There is a tiny, pretty dirty toilet which is the room Sky says she escapes to when she wants a bit of space.
The story of how the family ended up here is extraordinary for the speed and ease with which the family moved from “flying high one minute,” as Sky puts it, “to ending up with nothing.”
Three months ago Sky worked as an office manager. The family were living in a private rented property. The landlord decided he wanted to sell up and the family were issued with an eviction notice. Sky says finding a new home became all encompassing. Her company wouldn’t let her have time off to look for a new home and she ended up losing her job.
Eviction day came and her only option was the hotel.
Looking shell-shocked she told me: “I was working and I ended up here so it’s very easy, so easy. It’s really a life shock basically.”
Although the legal limit for placing a family in bed and breakfast is six weeks, Sky has been here for double that time already. They share the property with ex-offenders on tag, the police are regular visitors and people come to the door looking for drugs. Redbridge borough council says it only uses B&Bs as a last resort and does its best to move people out as soon as possible. There is no sign yet of a move for Sky.
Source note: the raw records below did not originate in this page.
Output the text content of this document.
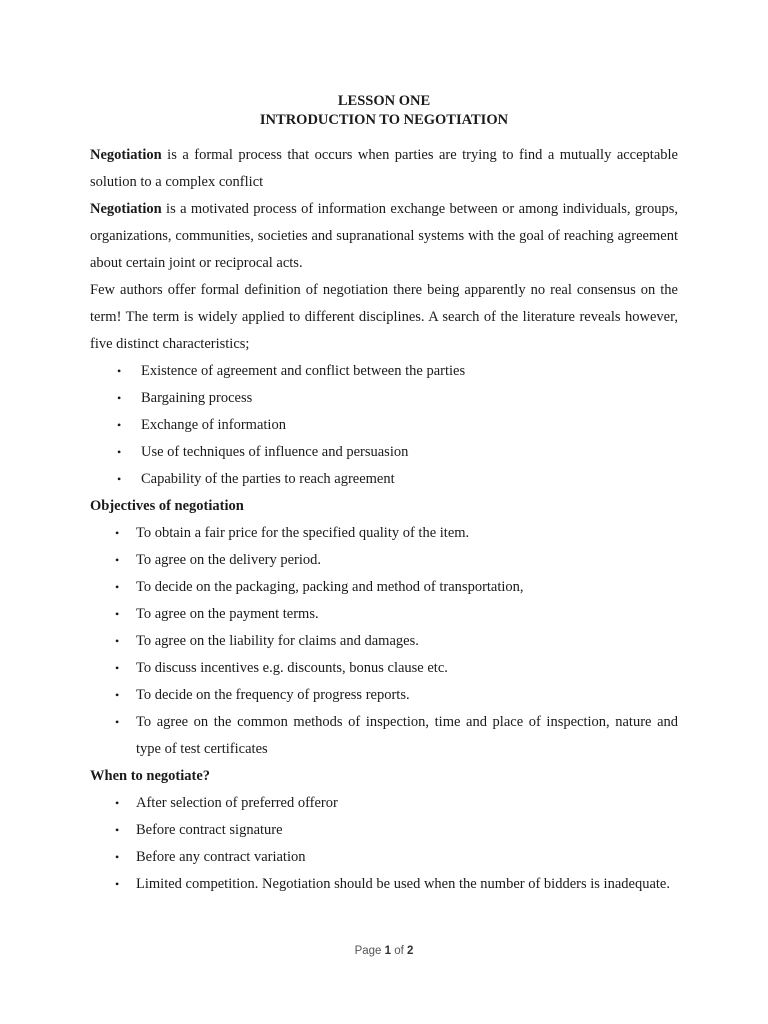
LESSON ONE
INTRODUCTION TO NEGOTIATION

Negotiation is a formal process that occurs when parties are trying to find a mutually acceptable solution to a complex conflict

Negotiation is a motivated process of information exchange between or among individuals, groups, organizations, communities, societies and supranational systems with the goal of reaching agreement about certain joint or reciprocal acts.

Few authors offer formal definition of negotiation there being apparently no real consensus on the term! The term is widely applied to different disciplines. A search of the literature reveals however, five distinct characteristics;

• Existence of agreement and conflict between the parties
• Bargaining process
• Exchange of information
• Use of techniques of influence and persuasion
• Capability of the parties to reach agreement

Objectives of negotiation

• To obtain a fair price for the specified quality of the item.
• To agree on the delivery period.
• To decide on the packaging, packing and method of transportation,
• To agree on the payment terms.
• To agree on the liability for claims and damages.
• To discuss incentives e.g. discounts, bonus clause etc.
• To decide on the frequency of progress reports.
• To agree on the common methods of inspection, time and place of inspection, nature and type of test certificates

When to negotiate?

• After selection of preferred offeror
• Before contract signature
• Before any contract variation
• Limited competition. Negotiation should be used when the number of bidders is inadequate.
Page 1 of 2
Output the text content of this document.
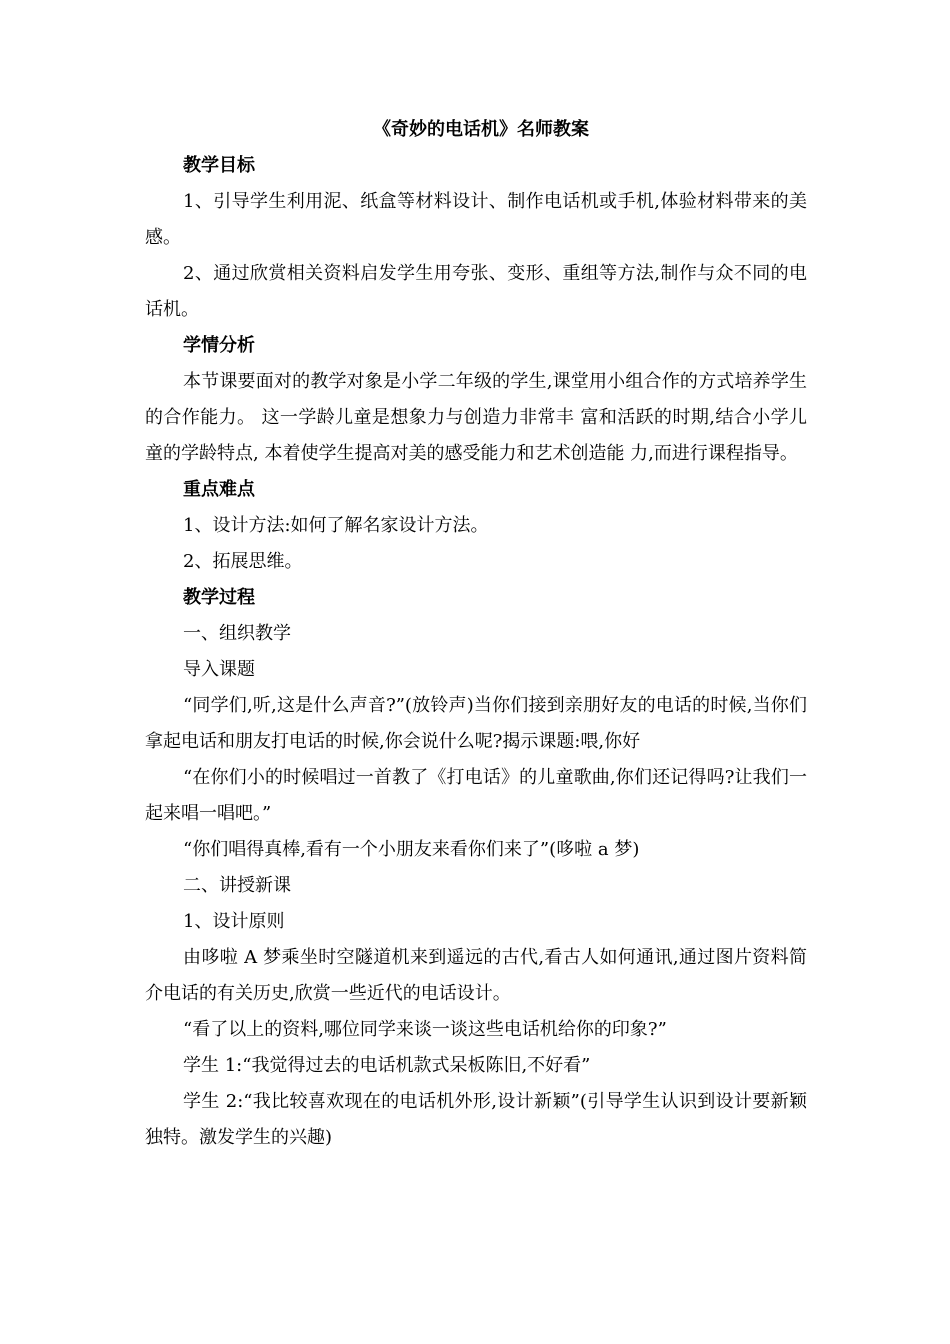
《奇妙的电话机》名师教案

教学目标

1、引导学生利用泥、纸盒等材料设计、制作电话机或手机,体验材料带来的美感。

2、通过欣赏相关资料启发学生用夸张、变形、重组等方法,制作与众不同的电话机。

学情分析

本节课要面对的教学对象是小学二年级的学生,课堂用小组合作的方式培养学生的合作能力。 这一学龄儿童是想象力与创造力非常丰 富和活跃的时期,结合小学儿童的学龄特点, 本着使学生提高对美的感受能力和艺术创造能 力,而进行课程指导。

重点难点

1、设计方法:如何了解名家设计方法。

2、拓展思维。

教学过程

一、组织教学

导入课题

“同学们,听,这是什么声音?”(放铃声)当你们接到亲朋好友的电话的时候,当你们拿起电话和朋友打电话的时候,你会说什么呢?揭示课题:喂,你好

“在你们小的时候唱过一首教了《打电话》的儿童歌曲,你们还记得吗?让我们一起来唱一唱吧。”

“你们唱得真棒,看有一个小朋友来看你们来了”(哆啦 a 梦)

二、讲授新课

1、设计原则

由哆啦 A 梦乘坐时空隧道机来到遥远的古代,看古人如何通讯,通过图片资料简介电话的有关历史,欣赏一些近代的电话设计。

“看了以上的资料,哪位同学来谈一谈这些电话机给你的印象?”

学生 1:“我觉得过去的电话机款式呆板陈旧,不好看”

学生 2:“我比较喜欢现在的电话机外形,设计新颖”(引导学生认识到设计要新颖独特。激发学生的兴趣)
“Once you’re in, you’re in,” she said. “I feel like I’m serving a prison sentence and this is my cell.”
Families like hers are at the heart of a new report from the local government ombudsman, released exclusively to Channel 4 News on Tuesday. It describes a “worrying trend” in councils flouting the law, with increasing numbers of families put into B and Bs and too many being left there way beyond the legal time limit of six weeks.
Karen and Gary Marquick, from Dorset (right), spent 11 weeks living in one room in a B&B this summer. They too had been in private rented accommodation but everything changed when Gary lost his job due to illness. The landlord decided he wanted his property back and, by now reliant on housing benefit, the family couldn’t find another landlord willing to rent to them.
Gary admits when he first saw the B&B room, he sat down on the bed and cried. Within just a few weeks, family life had begun to disintegrate.
“It was hard to keep the normal things going,” said Karen. “We had to sleep in the same room, eat in the same room. People often think of homeless people as being down and out people who lead chaotic lifestyles and have got themselves into that situation through wrong-doing. But that isn’t the case.
“After being in a bed and breakfast for not more than three weeks we were starting to lead chaotic lifestyles.”
The couple – now re-housed in a council property – admit the experience has had an effect on their health, the children and their marriage.
Their experience is all too common, according to the ombudsman, Dr Jane Martin. She says central and local government need to act urgently to end the use of B&B accommodation for families and young people.
Taking families out of B&B accommodation must become a priority for councils, says the government. And it has offered £2m to help.
But with homeless numbers rising.and a chronic shortage of homes, will it be enough to stop families ending up in B&Bs that can be anything but temporary?